Featured The Hustle

“My own way:” Choya Woods and Melanin Beauty Bar look to connect community

Photo by Robert Chappell.

“Lies and deceit.”

What’s what brought Choya Woods to LaCrosse more than 20 years ago now.

She says that with a laugh, of course, as she’s become a full-fledged member of the community, raising four sons and establishing Melanin Beauty Bar at 701 Rose St.

Woods grew up in Chicago, but spent summers in Bangor, near LaCrosse, with her grandparents. She also frequently stayed with an aunt in LaCrosse. As a city kid, she didn’t like the “slow-paced country life,” but did enjoy the “freedom” away from the gang violence.

“Not as many bullets” in LaCrosse, she says.

Woods moved to LaCrosse for a few years in middle school, but returned to Chicago while Woods’ mom stayed in LaCrosse in order to better manage symptoms of the autoimmune disease lupus. By the time Woods was 20, she’d met her husband, had a child and was expecting another. She visited LaCrosse for Thanksgiving. That’s when her mom leaned on her illness to make a case for a change.

“I brought my baby and myself, just packed a few things, thinking I’m going to be here a couple weeks,” Woods recalls. “Then my mom said, ‘I’m probably not going to be here next year, and I would really love to spend some time with my grandchildren before I die.’ Once she spilled that on me, I was like, ‘So I guess I’m going to stay here.’”

That was more than 22 years ago; Woods’ mom remains alive and well, living in Onalaska.

As much as she jokes about her LaCrosse origin story, Woods is glad to be here.

“I have four boys. I would much rather raise them here than in Chicago,” she says. “It’s safer, in some respects. You don’t see that gang mentality.”

Woods got her first job doing hair at a shop at the mall – and it wasn’t a pleasant experience.

“I hated doing hair,” she says. “I didn’t realize I just hated doing hair there.”

So she tried being a full-time mom, which she didn’t love either. She started doing hair again, informally at home, and went back to school – which also didn’t work out due to financial mismanagement on the part of the school.
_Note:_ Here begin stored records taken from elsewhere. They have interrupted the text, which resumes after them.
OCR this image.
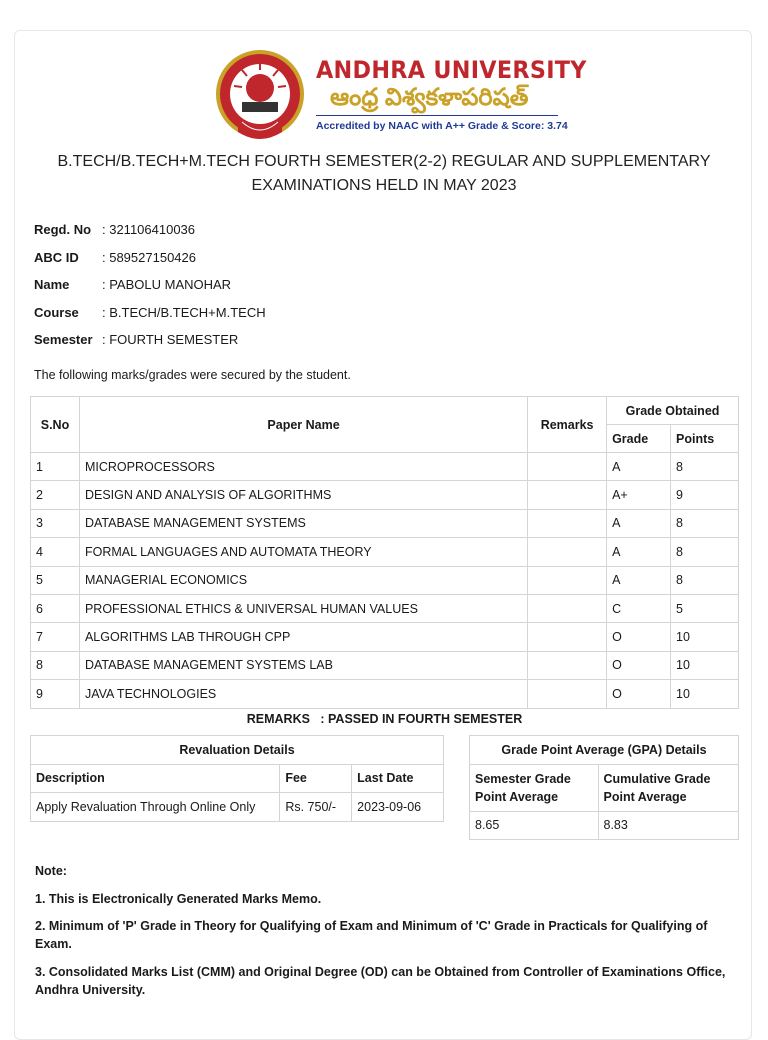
ANDHRA UNIVERSITY
ఆంధ్ర విశ్వకళాపరిషత్
Accredited by NAAC with A++ Grade & Score: 3.74
B.TECH/B.TECH+M.TECH FOURTH SEMESTER(2-2) REGULAR AND SUPPLEMENTARY EXAMINATIONS HELD IN MAY 2023
Regd. No : 321106410036
ABC ID	: 589527150426
Name	: PABOLU MANOHAR
Course	: B.TECH/B.TECH+M.TECH
Semester : FOURTH SEMESTER
The following marks/grades were secured by the student.
S.No	Paper Name	Remarks	Grade Obtained	
			Grade	Points
1	MICROPROCESSORS		A	8
2	DESIGN AND ANALYSIS OF ALGORITHMS		A+	9
3	DATABASE MANAGEMENT SYSTEMS		A	8
4	FORMAL LANGUAGES AND AUTOMATA THEORY		A	8
5	MANAGERIAL ECONOMICS		A	8
6	PROFESSIONAL ETHICS & UNIVERSAL HUMAN VALUES		C	5
7	ALGORITHMS LAB THROUGH CPP		O	10
8	DATABASE MANAGEMENT SYSTEMS LAB		O	10
9	JAVA TECHNOLOGIES		O	10
REMARKS : PASSED IN FOURTH SEMESTER
Revaluation Details		
Description	Fee	Last Date
Apply Revaluation Through Online Only	Rs. 750/-	2023-09-06
Grade Point Average (GPA) Details	
Semester Grade Point Average	Cumulative Grade Point Average
8.65	8.83

Note:

1. This is Electronically Generated Marks Memo.

2. Minimum of 'P' Grade in Theory for Qualifying of Exam and Minimum of 'C' Grade in Practicals for Qualifying of Exam.

3. Consolidated Marks List (CMM) and Original Degree (OD) can be Obtained from Controller of Examinations Office, Andhra University.
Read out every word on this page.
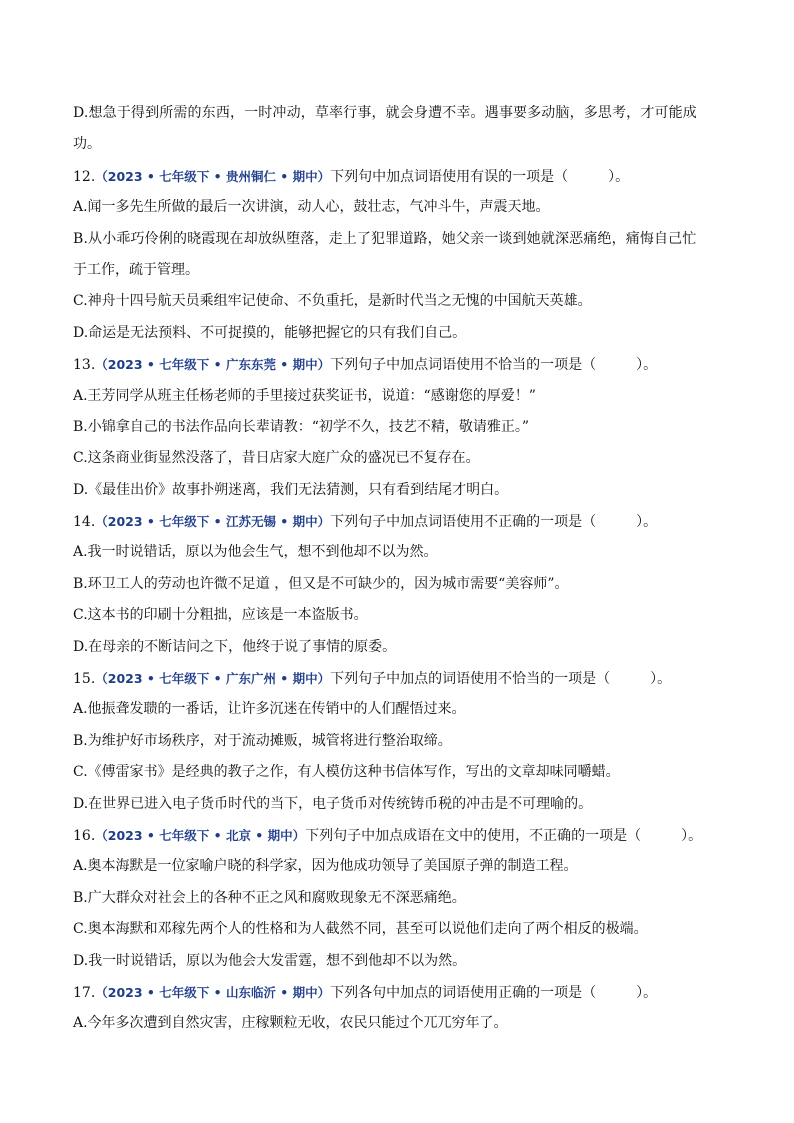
D.想急于得到所需的东西，一时冲动，草率行事，就会身遭不幸。遇事要多动脑，多思考，才可能成
功。
12.（2023 • 七年级下 • 贵州铜仁 • 期中）下列句中加点词语使用有误的一项是（	）。
A.闻一多先生所做的最后一次讲演，动人心，鼓壮志，气冲斗牛，声震天地。
B.从小乖巧伶俐的晓霞现在却放纵堕落，走上了犯罪道路，她父亲一谈到她就深恶痛绝，痛悔自己忙
于工作，疏于管理。
C.神舟十四号航天员乘组牢记使命、不负重托，是新时代当之无愧的中国航天英雄。
D.命运是无法预料、不可捉摸的，能够把握它的只有我们自己。
13.（2023 • 七年级下 • 广东东莞 • 期中）下列句子中加点词语使用不恰当的一项是（	）。
A.王芳同学从班主任杨老师的手里接过获奖证书，说道：“感谢您的厚爱！”
B.小锦拿自己的书法作品向长辈请教：“初学不久，技艺不精，敬请雅正。”
C.这条商业街显然没落了，昔日店家大庭广众的盛况已不复存在。
D.《最佳出价》故事扑朔迷离，我们无法猜测，只有看到结尾才明白。
14.（2023 • 七年级下 • 江苏无锡 • 期中）下列句子中加点词语使用不正确的一项是（	）。
A.我一时说错话，原以为他会生气，想不到他却不以为然。
B.环卫工人的劳动也许微不足道 ，但又是不可缺少的，因为城市需要“美容师”。
C.这本书的印刷十分粗拙，应该是一本盗版书。
D.在母亲的不断诘问之下，他终于说了事情的原委。
15.（2023 • 七年级下 • 广东广州 • 期中）下列句子中加点的词语使用不恰当的一项是（	）。
A.他振聋发聩的一番话，让许多沉迷在传销中的人们醒悟过来。
B.为维护好市场秩序，对于流动摊贩，城管将进行整治取缔。
C.《傅雷家书》是经典的教子之作，有人模仿这种书信体写作，写出的文章却味同嚼蜡。
D.在世界已进入电子货币时代的当下，电子货币对传统铸币税的冲击是不可理喻的。
16.（2023 • 七年级下 • 北京 • 期中）下列句子中加点成语在文中的使用，不正确的一项是（	）。
A.奥本海默是一位家喻户晓的科学家，因为他成功领导了美国原子弹的制造工程。
B.广大群众对社会上的各种不正之风和腐败现象无不深恶痛绝。
C.奥本海默和邓稼先两个人的性格和为人截然不同，甚至可以说他们走向了两个相反的极端。
D.我一时说错话，原以为他会大发雷霆，想不到他却不以为然。
17.（2023 • 七年级下 • 山东临沂 • 期中）下列各句中加点的词语使用正确的一项是（	）。
A.今年多次遭到自然灾害，庄稼颗粒无收，农民只能过个兀兀穷年了。
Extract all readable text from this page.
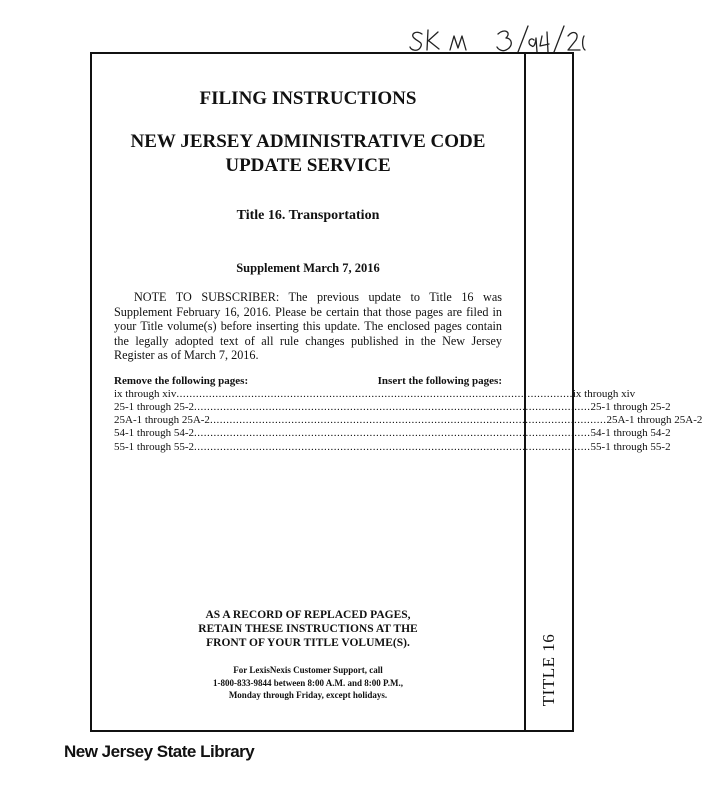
TITLE 16
FILING INSTRUCTIONS
NEW JERSEY ADMINISTRATIVE CODE
UPDATE SERVICE
Title 16. Transportation
Supplement March 7, 2016
NOTE TO SUBSCRIBER: The previous update to Title 16 was Supplement February 16, 2016. Please be certain that those pages are filed in your Title volume(s) before inserting this update. The enclosed pages contain the legally adopted text of all rule changes published in the New Jersey Register as of March 7, 2016.
Remove the following pages:	Insert the following pages:
ix through xiv .......................................................................................................................... ix through xiv
25-1 through 25-2 .......................................................................................................................... 25-1 through 25-2
25A-1 through 25A-2 .......................................................................................................................... 25A-1 through 25A-2
54-1 through 54-2 .......................................................................................................................... 54-1 through 54-2
55-1 through 55-2 .......................................................................................................................... 55-1 through 55-2
AS A RECORD OF REPLACED PAGES,
RETAIN THESE INSTRUCTIONS AT THE
FRONT OF YOUR TITLE VOLUME(S).
For LexisNexis Customer Support, call
1-800-833-9844 between 8:00 A.M. and 8:00 P.M.,
Monday through Friday, except holidays.
New Jersey State Library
Eventually, she caught sight of a salon that had the look and feel of one she might want to open one day … and asserted herself until she got a job there.

“I stalked this woman,” she says with a laugh. “Finally, I handed in my application face to face. The interview took four hours. After four hours, she hired me on the spot. I quickly worked my way up to manager.”

In fact, she says she worked her way up to becoming the owner’s right hand, a position she stayed in for 10 years.

“Everybody thought I was the owner,” Woods says. Then one day she took a meeting with another small business in LaCrosse, and learned the owner’s right hand person had been in the same spot for 30 years.

“I sat with the (salon) owner and I said, ‘I love you so much. But that cannot be me. I cannot simply just be here with you for 30 years. So I’m letting you know that at some point, I will start to fizzle off and go my own way,” Woods remembers. “That doesn’t mean that I’m disconnected from you, or the business. I will always be a partner.”

And Woods did just that – went her own way – two years later, opening Melanin Beauty Bar on the 1400 block of Rose Street in early 2019.

“I called it Melanin because I believe in inclusivity,” she says. “Melanin is in all people. I wanted to name it one word that was for everybody.”

While she got off to a decent start, it wasn’t ideal. The neighborhood didn’t get a lot of foot traffic, and the shop was at the back of the building. So she found another spot just seven blocks up the street, and got a commitment from the landlord.

“It was completely gutted,” Woods recalls. ”There was nothing happening here. He didn’t make me make any payment until the day I moved in.”

This was early in 2020, and the COVID-19 pandemic soon put a damper on everything. A Paycheck Protection loan kept her afloat, but the economic disruption of the pandemic made her move much more expensive.

“What I was quoted during COVID versus after COVID” for renovations was significantly different, she says. “This door was $1,100,” she adds, with a gesture toward a pretty normal-looking door to a back room.

Still, she was able to fully outfit the new shop and open in 2021. And she funded it all herself.

“I’m trying to go as far as I can without (bank financing),” she says, acknowledging that she probably would benefit from at least a line of credit. 

Now, after two years in the better location, she’s not taking on new clients, but is looking to hire another stylist or two. She’s also thinking about starting her own school to train the next generation. And she’s thinking a lot about connecting the Black business community in the area.

 “This year is probably the year I’m gonna focus the hardest on trying to build community among Black people in LaCrosse and the surrounding areas,” she says, noting that Black people in mostly-white communities can get disconnected.

“We’re all in survival mode, not realizing that what we need is each other,” she says.